According to an Associated Press news report, the Chapter 11 US bankruptcy filing came two days after FBI agents staged a search at the Dublin, Ohio offices of National Century Financial Enterprises.
Financial problems have prevented National Century, which purchases receivables from health-care companies, from paying its clients for weeks, the AP reported. That, in turn, forced at least two companies into bankruptcy threatening the financial stability of some health care providers, according to the AP report.
The AP reported that two dozen agents from the FBI’s white-collar crime unit in Columbus spent several hours Saturday searching through documents and computer files at the company’s offices. The search continued on Sunday.
The Columbus Dispatch reported Sunday that the action may be related to the depletion of as much as $500 million in reserves. Company founder Lance Poulsen recently resigned as chairman and chief executive. . (See National Century Founder and CEO Resigns ).
The company has not made payments to its 60 client health providers in weeks, the AP said. Some of the company’s customers have hundreds of locations across the country.
One of those providers, Med Diversified, announced it intended to sue JP Morgan Chase and Bank One, alleging the two banks breached their fiduciary duties with respect to National Century by knowing about possible misuse of funds. (See Lawsuit Against Banks Expected over National Century Woes).
The AP said National Century’s problems began with a delay in getting an audit completed because of new accounting rules.
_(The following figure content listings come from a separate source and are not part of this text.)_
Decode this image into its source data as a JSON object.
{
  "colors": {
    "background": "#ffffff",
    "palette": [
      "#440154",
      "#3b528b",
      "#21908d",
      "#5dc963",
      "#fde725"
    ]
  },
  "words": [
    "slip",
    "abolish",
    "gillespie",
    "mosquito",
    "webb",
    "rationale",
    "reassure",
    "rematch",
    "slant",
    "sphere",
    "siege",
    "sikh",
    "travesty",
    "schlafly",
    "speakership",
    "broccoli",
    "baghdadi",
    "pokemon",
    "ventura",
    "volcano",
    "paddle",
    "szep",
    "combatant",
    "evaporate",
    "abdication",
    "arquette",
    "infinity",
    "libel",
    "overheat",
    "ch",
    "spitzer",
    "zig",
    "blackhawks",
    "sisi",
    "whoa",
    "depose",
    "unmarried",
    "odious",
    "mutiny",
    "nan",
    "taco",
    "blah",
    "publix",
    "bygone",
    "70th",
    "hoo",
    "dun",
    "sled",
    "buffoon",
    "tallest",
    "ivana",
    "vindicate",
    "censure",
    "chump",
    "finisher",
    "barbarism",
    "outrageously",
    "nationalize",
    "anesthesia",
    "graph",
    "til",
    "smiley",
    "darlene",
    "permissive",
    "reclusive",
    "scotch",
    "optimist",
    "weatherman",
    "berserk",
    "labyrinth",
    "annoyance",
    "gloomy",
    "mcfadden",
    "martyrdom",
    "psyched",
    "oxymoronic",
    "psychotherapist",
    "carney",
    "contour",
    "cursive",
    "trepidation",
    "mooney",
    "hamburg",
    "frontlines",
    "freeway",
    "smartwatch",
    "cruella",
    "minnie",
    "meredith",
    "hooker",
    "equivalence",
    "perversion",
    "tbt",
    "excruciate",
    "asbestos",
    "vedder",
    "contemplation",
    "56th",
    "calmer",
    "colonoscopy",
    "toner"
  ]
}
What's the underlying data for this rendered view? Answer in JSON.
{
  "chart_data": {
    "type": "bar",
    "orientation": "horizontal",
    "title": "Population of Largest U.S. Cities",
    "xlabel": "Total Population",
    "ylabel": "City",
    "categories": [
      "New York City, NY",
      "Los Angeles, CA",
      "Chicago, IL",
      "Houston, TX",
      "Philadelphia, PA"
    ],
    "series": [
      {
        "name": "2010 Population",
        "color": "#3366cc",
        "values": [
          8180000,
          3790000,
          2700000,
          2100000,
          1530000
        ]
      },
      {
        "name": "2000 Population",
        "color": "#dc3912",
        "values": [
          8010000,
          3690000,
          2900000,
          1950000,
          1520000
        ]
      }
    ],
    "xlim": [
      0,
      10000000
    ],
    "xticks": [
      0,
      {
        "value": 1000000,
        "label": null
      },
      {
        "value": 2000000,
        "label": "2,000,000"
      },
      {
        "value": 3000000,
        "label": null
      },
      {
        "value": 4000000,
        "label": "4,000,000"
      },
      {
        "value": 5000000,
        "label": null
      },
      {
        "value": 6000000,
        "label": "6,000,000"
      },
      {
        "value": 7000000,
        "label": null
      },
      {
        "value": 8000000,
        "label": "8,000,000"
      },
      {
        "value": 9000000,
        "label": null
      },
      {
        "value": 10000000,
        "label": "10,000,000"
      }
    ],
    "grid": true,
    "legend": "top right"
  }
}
The delay prevented it from raising more money from bonds, which, in turn, forced the company to dig too heavily into its reserves, according to the AP.
Hospitals, doctors, nursing homes and other providers use National Century as a middleman to avoid waiting months for payments from insurance companies and government programs such as Medicare and Medicaid.
National Century buys medical bills at a discount and packages them into bonds. Its customers end up with $0.80 to $0.90 cents on the dollar for its bills while National Century and bondholders take the rest as fees and interest payments.